On View
Thomas Bayrle’s Prophetic Pop Art Gets Its Due at Miami’s ICA
It's the artist's first US museum show.
It's the artist's first US museum show.
Henri Neuendorf ShareShare This Article
It was an evening of firsts and lasts at Miami’s Institute of Contemporary Art, with German artist Thomas Bayrle presenting his first major survey exhibition in an American museum, which was simultaneously the institution’s final exhibition at its current location before moving to Miami’s Design District.
One Day on Success Street shows excerpts from the multimedia art pioneer’s influential oeuvre spanning from the 1960s to the present day. The show includes 75 paintings, sculptures, videos, collages, and installations. Its eye-catching centerpiece, a giant specially-commissioned site-specific steel rendition of the Madonna and Child, Wire Madonna, graces the atrium of the museum—the artist’s largest piece to date.
“Thomas Bayrle is a significant artist who has not had what we consider his recognition in the United States. This is his first US museum show, which is kind of extraordinary,” ICA director Ellen Salpeter told artnet News at the press preview.

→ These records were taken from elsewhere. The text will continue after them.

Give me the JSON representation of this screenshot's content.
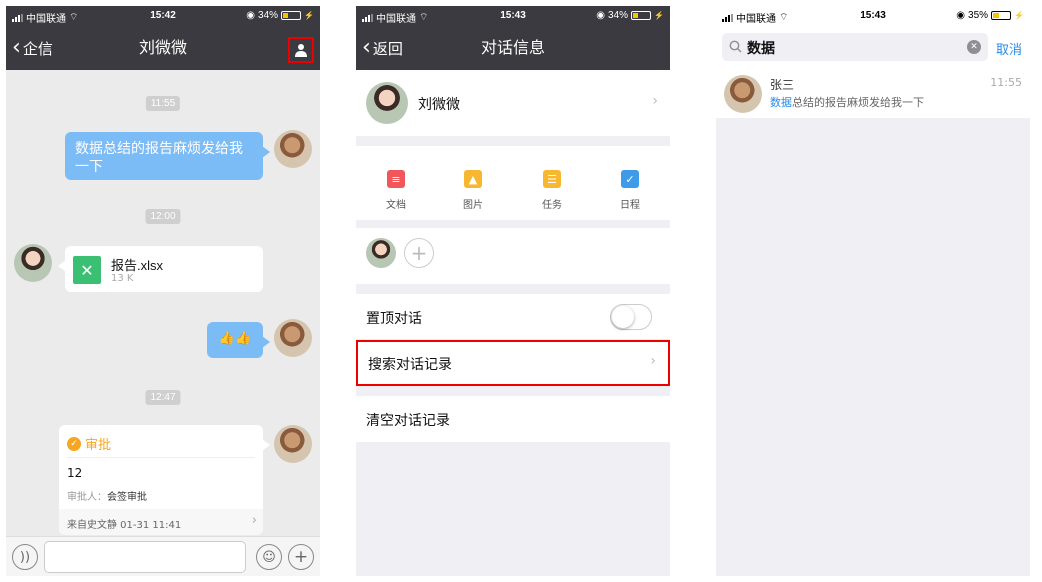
{
  "screen1": {
    "status": {
      "carrier": "中国联通",
      "time": "15:42",
      "battery": "34%"
    },
    "nav": {
      "back_label": "企信",
      "title": "刘微微"
    },
    "messages": {
      "ts1": "11:55",
      "bubble1_text": "数据总结的报告麻烦发给我一下",
      "ts2": "12:00",
      "file_name": "报告.xlsx",
      "file_size": "13 K",
      "ts3": "12:47",
      "thumbs": "👍👍"
    },
    "approval": {
      "title": "审批",
      "content": "12",
      "approver_label": "审批人：",
      "approver_value": "会签审批",
      "source": "来自史文静 01-31 11:41"
    }
  },
  "screen2": {
    "status": {
      "carrier": "中国联通",
      "time": "15:43",
      "battery": "34%"
    },
    "nav": {
      "back_label": "返回",
      "title": "对话信息"
    },
    "contact_name": "刘微微",
    "tools": [
      {
        "label": "文档",
        "color": "#f0565a"
      },
      {
        "label": "图片",
        "color": "#f7b731"
      },
      {
        "label": "任务",
        "color": "#f7b731"
      },
      {
        "label": "日程",
        "color": "#3d9be9"
      }
    ],
    "pin_label": "置顶对话",
    "search_label": "搜索对话记录",
    "clear_label": "清空对话记录"
  },
  "screen3": {
    "status": {
      "carrier": "中国联通",
      "time": "15:43",
      "battery": "35%"
    },
    "search": {
      "query": "数据",
      "cancel_label": "取消"
    },
    "result": {
      "name": "张三",
      "time": "11:55",
      "highlight": "数据",
      "rest": "总结的报告麻烦发给我一下"
    }
  }
}
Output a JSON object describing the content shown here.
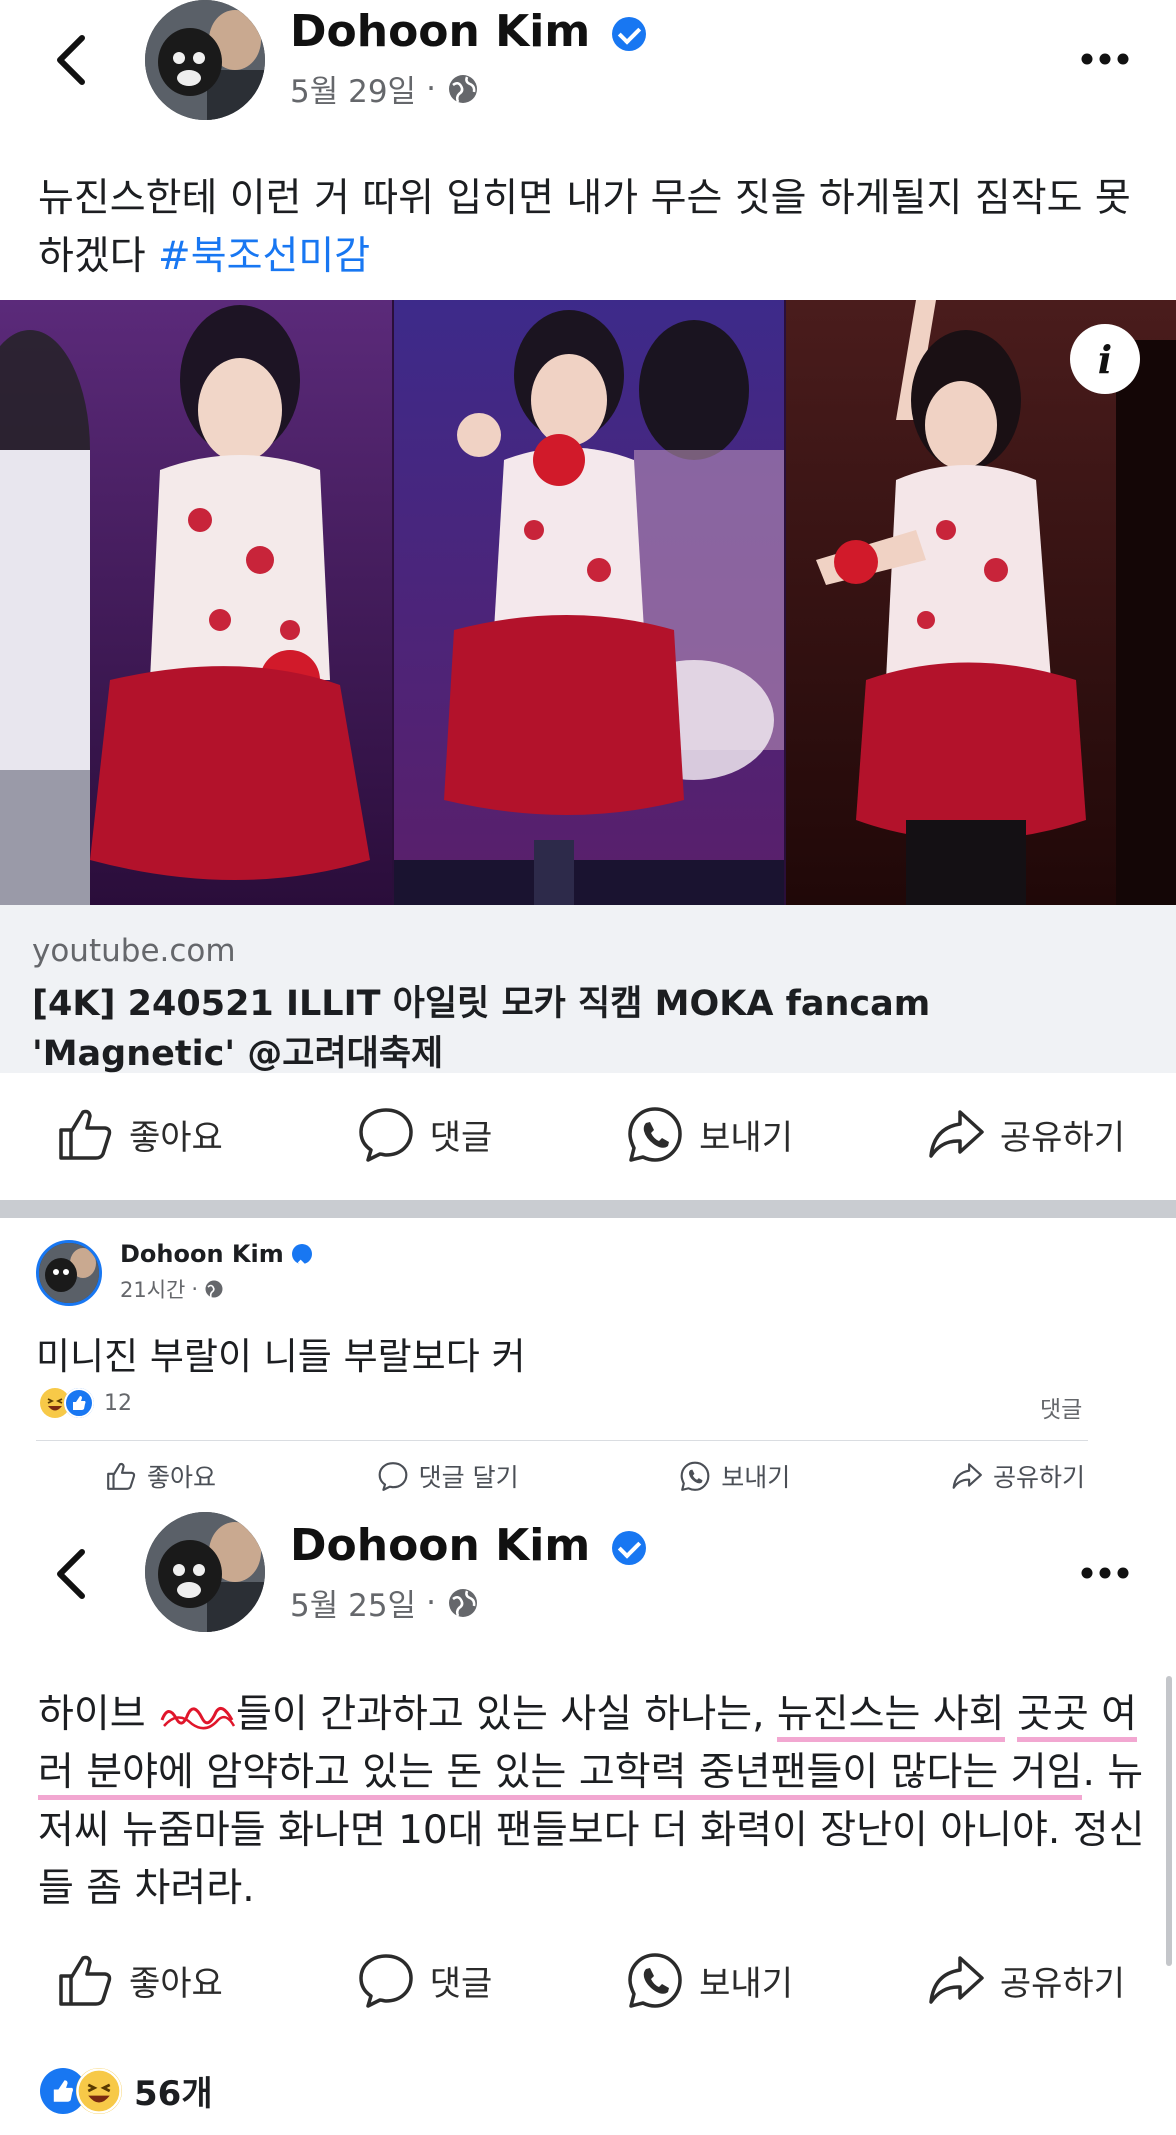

“This show has a resonance for Miami because it really deals with cities and urbanism and modes of transit and transport and structures and superstructure,” Salpeter continued. “And Miami is a city that is booming and growing and dealing with a lot of the issues that Thomas deals with in his work.”
Still, she added, there’s much more to it than meets the eye. “Much of this work was made before computers, and whilst it deals with repetition and seriality in a significant way,” she said, “it’s all by hand. That’s fascinating because a generation will look at this work and think ‘no big deal, I can do that on my computer,’ and they don’t realize it’s this painstaking process that was created 40, 50 years ago.”
Elsewhere, in paintings depicting elaborately repetitive automotive-themed works and factory landscapes, the artist examines the effects of hyper-industrialization on contemporary society. Similar themes are explored in cardboard statues.
One of the most eye-catching pieces is a kinetic sculpture, Conducteur (Audi) (2012-12), consisting of automated windscreen wipers and an associated soundtrack. It not only exemplifies the artist’s development but also reflects contemporary society’s fascination with the automobile.
What’s fascinating about Bayrle’s work is that to the modern eye, accustomed to digital imagery in a media-saturated 21st century, the works look decidedly unremarkable. Taking into account that the majority of these works were created at a time before the computer was a household machine, the artist’s astounding foresight becomes apparent.
Indeed, Bayrle told artnet News, the development of technology was something he saw coming. “Actually I anticipated that something like this would come even in the analogue age, and that someday there would be machines that would do things that at the time I wanted to do, and had to do with the hand,” he explained. “I foresaw the machine, so to speak, and was working with processes that came close to how the computer later worked.”